Putin faced another pressure: covid-19 cases were rising exponentially in Russia, topping more than twenty thousand. And he had chosen not to implement a clear and all-encompassing national strategy. The country was in the middle of patchwork lockdowns, with each region nominally in charge of if and how to implement a quarantine. Putin and his advisers had also chosen not to call on Russia’s vast oil reserve to support the economy. “They are afraid of future shocks, whether on oil markets or global recession, and don’t want to approach the next wave already having spent their reserves,” Milov told me. But this comes at a cost, both to the economy and public health. With little emergency funds from Moscow, the regions don’t have the money to afford prolonged lockdowns. “They are forced to choose between quarantine and the economy,” Milov said.

Unwilling to tap Russia’s financial reserves, and facing a pandemic and ever-worsening oil prices, Putin became inclined to make a deal. His shift in mood was matched by an increasing urgency from bin Salman and Trump, whose economies were also suffering. For Putin, an additional goal was to see the United States become a participant, rather than a free rider, in global mechanisms to hold up oil prices. The Russian position, Lukyanov explained, was that “the United States should be involved and take some sort of obligations on itself.”

In that sense, with the United States now a stakeholder in global oil politics, the agreement became minimally acceptable to Russia. Trump said that the U.S. will lower production, even taking on some of Mexico’s obligations to limit oil output.
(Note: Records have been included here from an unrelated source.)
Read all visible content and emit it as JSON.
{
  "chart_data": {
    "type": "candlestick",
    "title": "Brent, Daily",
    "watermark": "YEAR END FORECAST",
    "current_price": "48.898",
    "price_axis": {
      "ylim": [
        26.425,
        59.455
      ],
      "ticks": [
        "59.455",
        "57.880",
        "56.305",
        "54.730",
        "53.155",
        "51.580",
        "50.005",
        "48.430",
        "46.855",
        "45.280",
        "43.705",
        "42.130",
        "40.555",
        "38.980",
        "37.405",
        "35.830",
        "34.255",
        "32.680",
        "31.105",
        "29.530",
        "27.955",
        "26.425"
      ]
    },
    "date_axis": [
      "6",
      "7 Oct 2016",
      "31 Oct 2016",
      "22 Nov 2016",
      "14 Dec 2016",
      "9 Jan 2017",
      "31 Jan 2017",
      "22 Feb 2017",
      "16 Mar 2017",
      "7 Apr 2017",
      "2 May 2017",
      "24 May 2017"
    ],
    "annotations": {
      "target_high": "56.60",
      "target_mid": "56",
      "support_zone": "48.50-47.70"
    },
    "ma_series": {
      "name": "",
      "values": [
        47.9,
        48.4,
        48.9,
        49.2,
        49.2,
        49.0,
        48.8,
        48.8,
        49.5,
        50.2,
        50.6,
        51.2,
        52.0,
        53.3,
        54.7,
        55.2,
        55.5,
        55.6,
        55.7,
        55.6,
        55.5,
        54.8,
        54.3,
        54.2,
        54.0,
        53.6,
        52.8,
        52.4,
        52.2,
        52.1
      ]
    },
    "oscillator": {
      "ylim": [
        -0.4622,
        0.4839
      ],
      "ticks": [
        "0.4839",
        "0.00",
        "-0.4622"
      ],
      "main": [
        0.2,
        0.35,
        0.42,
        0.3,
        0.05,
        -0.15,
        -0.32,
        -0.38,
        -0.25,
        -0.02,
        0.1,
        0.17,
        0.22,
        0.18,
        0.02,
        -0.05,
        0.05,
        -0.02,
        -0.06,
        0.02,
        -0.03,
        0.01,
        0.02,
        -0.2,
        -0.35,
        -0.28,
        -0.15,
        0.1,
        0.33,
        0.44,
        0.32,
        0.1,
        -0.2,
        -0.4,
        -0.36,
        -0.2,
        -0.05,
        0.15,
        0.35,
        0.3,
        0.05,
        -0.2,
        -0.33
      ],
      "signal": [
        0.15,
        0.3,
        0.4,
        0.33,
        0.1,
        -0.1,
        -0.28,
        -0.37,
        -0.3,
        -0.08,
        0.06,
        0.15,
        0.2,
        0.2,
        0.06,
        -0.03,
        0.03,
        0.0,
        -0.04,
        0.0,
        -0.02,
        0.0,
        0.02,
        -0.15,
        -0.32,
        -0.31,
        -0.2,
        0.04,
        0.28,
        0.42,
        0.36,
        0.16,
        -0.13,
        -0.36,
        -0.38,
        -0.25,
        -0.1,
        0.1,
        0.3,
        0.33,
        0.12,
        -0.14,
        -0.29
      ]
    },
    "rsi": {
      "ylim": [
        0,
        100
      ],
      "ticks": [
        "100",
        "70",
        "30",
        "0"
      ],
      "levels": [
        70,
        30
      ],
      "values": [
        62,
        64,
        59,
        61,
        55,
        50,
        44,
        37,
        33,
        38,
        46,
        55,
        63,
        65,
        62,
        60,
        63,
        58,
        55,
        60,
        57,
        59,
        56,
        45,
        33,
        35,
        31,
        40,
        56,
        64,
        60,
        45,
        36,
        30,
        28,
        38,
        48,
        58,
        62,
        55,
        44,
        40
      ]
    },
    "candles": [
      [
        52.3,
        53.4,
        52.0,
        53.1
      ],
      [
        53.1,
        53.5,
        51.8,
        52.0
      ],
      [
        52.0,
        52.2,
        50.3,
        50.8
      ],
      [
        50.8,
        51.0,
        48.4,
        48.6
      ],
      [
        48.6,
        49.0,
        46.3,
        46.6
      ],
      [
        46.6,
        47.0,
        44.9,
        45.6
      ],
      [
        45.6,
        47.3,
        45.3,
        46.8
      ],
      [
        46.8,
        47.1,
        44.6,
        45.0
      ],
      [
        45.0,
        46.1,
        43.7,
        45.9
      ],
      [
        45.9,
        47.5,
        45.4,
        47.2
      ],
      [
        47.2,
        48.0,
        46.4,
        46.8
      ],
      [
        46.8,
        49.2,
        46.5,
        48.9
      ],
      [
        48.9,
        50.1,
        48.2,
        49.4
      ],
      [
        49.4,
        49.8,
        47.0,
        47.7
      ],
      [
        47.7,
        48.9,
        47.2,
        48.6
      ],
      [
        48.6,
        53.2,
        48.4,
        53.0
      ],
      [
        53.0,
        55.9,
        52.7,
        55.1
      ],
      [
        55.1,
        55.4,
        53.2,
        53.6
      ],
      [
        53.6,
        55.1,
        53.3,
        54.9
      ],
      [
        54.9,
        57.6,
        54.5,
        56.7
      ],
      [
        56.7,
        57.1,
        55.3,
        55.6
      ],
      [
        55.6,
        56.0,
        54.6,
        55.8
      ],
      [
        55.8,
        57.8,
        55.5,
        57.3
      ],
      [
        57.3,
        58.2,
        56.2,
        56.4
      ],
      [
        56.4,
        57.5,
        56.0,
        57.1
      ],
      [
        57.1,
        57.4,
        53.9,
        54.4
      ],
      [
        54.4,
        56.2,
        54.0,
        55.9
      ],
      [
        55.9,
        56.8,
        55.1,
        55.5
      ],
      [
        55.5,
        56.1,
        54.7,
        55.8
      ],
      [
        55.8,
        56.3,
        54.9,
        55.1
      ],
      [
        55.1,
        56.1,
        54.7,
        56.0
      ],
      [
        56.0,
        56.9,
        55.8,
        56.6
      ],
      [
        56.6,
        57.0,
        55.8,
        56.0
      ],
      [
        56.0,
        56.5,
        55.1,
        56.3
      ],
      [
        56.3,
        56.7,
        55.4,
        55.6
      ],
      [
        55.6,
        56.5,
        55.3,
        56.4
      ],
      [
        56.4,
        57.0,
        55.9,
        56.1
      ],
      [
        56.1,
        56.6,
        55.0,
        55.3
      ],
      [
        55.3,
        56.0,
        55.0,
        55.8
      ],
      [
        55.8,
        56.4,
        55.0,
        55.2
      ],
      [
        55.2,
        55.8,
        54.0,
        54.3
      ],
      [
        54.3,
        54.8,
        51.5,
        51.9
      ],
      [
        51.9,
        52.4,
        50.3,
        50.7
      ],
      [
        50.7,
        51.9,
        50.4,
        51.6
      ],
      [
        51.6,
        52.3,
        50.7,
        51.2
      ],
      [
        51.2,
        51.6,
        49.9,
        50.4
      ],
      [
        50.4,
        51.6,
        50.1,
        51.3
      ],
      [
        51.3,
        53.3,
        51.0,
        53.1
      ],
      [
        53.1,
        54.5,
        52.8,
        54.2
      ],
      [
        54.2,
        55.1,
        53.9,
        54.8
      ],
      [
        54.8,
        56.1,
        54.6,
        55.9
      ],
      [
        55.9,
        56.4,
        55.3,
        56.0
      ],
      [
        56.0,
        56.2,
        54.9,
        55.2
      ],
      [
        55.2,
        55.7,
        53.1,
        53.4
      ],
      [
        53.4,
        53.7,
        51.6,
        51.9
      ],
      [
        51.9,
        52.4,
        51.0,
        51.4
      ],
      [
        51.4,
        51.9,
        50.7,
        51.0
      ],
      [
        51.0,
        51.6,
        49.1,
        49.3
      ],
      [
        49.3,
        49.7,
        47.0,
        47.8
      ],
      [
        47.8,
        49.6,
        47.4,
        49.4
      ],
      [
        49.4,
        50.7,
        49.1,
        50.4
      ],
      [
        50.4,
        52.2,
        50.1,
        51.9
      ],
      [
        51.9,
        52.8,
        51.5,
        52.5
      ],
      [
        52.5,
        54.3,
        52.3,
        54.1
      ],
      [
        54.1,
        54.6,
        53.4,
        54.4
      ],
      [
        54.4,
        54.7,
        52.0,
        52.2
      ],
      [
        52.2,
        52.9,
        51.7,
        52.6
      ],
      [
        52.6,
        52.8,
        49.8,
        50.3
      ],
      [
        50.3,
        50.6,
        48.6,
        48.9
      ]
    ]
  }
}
The details of the agreement, however, reveal its dangers for Russia. Both it and Saudi Arabia will cut oil production by two and a half million barrels a day, far more than the five hundred thousand barrels Putin rejected last month. Under the old opec+ deal, Russia effectively produced a million more barrels than Saudi Arabia; now the two countries will produce the same amount. Moreover, none of the U.S. commitments was spelled out with any specificity—it’s possible that the natural decrease in U.S. production due to falling prices will be counted as the country’s contribution. Russia was destined to leave the opec+ arrangement one way or another, Krutikhin said, but it should have done so “gradually and peacefully, without such a scandal.” Now, he said, “Russia will pay greatly for this mistake.”
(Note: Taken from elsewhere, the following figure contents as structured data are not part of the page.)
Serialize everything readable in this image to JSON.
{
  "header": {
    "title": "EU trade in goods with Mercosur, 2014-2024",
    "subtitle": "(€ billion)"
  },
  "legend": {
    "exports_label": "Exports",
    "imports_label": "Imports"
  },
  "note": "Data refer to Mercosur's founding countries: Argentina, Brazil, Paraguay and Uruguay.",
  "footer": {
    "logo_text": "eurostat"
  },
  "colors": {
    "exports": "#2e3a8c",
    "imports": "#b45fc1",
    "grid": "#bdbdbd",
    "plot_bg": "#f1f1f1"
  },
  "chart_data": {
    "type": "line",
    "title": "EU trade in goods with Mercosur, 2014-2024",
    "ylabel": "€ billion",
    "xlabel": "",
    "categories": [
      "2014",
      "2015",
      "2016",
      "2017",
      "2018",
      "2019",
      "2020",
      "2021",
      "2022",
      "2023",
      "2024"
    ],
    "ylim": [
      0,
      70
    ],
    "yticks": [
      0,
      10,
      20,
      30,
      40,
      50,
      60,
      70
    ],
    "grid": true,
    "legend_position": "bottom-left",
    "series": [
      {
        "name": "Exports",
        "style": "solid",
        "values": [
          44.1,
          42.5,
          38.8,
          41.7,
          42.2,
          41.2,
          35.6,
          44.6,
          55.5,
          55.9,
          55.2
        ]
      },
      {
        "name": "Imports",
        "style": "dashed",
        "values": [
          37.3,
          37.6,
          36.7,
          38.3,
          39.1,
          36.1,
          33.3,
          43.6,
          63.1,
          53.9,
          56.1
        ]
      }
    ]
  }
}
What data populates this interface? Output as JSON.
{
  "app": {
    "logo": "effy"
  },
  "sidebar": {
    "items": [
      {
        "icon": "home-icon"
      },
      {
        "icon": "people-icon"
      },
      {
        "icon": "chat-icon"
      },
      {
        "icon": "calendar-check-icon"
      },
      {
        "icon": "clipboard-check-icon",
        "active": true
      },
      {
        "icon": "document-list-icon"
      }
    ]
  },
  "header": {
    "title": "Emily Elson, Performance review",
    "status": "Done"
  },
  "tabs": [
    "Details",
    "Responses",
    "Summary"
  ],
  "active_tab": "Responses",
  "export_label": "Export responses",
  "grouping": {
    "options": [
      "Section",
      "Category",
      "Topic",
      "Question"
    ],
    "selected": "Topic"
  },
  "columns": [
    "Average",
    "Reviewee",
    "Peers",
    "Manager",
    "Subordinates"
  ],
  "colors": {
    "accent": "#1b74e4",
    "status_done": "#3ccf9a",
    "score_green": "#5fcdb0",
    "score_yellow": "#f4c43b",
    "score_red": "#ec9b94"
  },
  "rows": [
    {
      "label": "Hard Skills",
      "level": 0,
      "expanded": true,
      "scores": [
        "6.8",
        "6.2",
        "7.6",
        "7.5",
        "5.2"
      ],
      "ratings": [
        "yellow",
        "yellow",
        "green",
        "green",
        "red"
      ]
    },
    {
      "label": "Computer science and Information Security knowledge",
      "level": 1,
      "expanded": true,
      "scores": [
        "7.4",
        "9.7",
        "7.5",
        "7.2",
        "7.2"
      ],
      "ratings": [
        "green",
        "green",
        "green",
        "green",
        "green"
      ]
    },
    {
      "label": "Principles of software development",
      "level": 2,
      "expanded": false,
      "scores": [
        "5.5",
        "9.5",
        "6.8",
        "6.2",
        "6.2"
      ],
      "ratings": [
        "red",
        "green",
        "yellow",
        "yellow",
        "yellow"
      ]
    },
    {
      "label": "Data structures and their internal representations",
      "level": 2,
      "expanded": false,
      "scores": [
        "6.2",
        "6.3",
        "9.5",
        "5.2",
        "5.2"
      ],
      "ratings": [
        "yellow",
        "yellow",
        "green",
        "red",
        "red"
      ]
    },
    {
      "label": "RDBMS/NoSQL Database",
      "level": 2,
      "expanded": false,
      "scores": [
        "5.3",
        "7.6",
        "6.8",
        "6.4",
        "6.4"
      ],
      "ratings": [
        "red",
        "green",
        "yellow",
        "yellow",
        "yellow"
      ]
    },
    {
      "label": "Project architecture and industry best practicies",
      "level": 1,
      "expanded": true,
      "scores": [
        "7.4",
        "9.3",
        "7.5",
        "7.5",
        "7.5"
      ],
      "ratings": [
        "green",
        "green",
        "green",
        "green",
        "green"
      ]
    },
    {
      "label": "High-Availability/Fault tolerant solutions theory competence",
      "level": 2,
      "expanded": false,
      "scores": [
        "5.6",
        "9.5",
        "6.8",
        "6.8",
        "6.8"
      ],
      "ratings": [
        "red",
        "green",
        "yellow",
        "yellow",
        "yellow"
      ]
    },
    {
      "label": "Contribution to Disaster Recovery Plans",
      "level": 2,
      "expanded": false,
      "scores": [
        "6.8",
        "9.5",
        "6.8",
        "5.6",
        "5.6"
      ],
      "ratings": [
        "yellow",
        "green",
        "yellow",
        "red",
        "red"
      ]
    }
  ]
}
In comments to RBC, a business news channel in Moscow, Leonid Fedun, the vice-president of Lukoil, the largest private oil company in Russia, compared the deal with the 1918 Treaty of Brest-Litovsk, when “the Bolsheviks had to reach a humiliating and difficult agreement with Germany.”

Perhaps Russia can take consolation in the fact that quite soon the entire notion of a cartel may be outmoded. After all, Sunday’s agreement aims to cut global production by ten per cent, but coronavirus-related shocks are expected to push demand down by thirty per cent. If even the most far-reaching oil deal in recent memory can’t hold up prices, what can?